Home Office Demands Two Years of ‘Limitless’ EU Immigration After No Deal Brexit

Sajid Javid Home Office
Chris J Ratcliffe/Getty

Around 600 million European citizens will be handed “limitless” access to Britain for more than two years after Brexit if the UK leaves the bloc without a deal, the Home Secretary is claimed to have said.

The Tory Home Secretary, Sajid Javid, has reportedly told Cabinet ministers that European Union (EU) nationals will be waved through the border until September 2021 – 30 months after the UK leaves the bloc.

They will be free to live temporarily in Britain by simply showing their passport and passing a criminal check, The Times reports. During the two years, the arrivals will be able to apply for a visa, enabling them to stay permanently.

One of the central promises of the Leave campaign was “taking back control” of borders, and the proposal is likely to cause a row in government and disappoint many voters.

The former Tory leader and Brexiteer Iain Duncan Smith slammed the open-borders extension, calling it “bizarre.”

“This shouldn’t take two years,” he said. “Having two years with nothing changed rather than a progressive tightening over that period is a cop-out.
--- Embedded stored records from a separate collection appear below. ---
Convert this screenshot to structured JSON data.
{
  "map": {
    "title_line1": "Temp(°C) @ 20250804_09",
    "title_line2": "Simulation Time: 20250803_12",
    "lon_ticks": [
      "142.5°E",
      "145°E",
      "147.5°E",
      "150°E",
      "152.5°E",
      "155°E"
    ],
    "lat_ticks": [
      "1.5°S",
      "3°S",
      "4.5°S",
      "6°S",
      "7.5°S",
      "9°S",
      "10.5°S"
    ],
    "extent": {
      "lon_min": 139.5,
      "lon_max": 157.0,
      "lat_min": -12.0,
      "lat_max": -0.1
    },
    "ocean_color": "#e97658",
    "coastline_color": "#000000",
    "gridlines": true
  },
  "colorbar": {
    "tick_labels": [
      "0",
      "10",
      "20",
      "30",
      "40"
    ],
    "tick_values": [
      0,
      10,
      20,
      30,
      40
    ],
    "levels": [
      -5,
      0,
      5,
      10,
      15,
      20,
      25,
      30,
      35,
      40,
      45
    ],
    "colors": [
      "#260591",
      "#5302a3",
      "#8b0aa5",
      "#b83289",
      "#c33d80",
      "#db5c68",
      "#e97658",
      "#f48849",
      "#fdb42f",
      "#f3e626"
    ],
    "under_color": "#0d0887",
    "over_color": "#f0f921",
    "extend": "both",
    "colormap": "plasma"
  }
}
If I were Sajid I’d push back against the civil service to do this more quickly.”

At a crunch cabinet meeting this Monday, Mr Javid is set to outline his plan to overhaul migration after Brexit as Mrs May updates ministers on the Salzburg summit where she was “humiliated” and her ‘Chequers’ plan for Brexit rejected by EU bosses.

Last week, parliament’s independent Migration Advisory Committee recommended ending low-skilled migration after Brexit and introducing a “global” system.

The long-awaited report also recommended that the UK make it easier for high-skilled workers to migrate to Britain, advising ditching the cap which currently stands at 20,700 each year for people from outside Europe.

And in an interview last week, Mrs May signalled her plans to end preferential treatment for EU citizens.

She told BBC’s Panorama: “What I’m very clear about is the message from the British people was very simple.

“It was they didn’t want a situation where they could see people coming from the European Union having those automatic rights in terms of coming here to the United Kingdom, and a set of rules for people outside the European Union.

“What we will be doing is putting forward a set of rules for people from the European Union and people from outside the European Union.”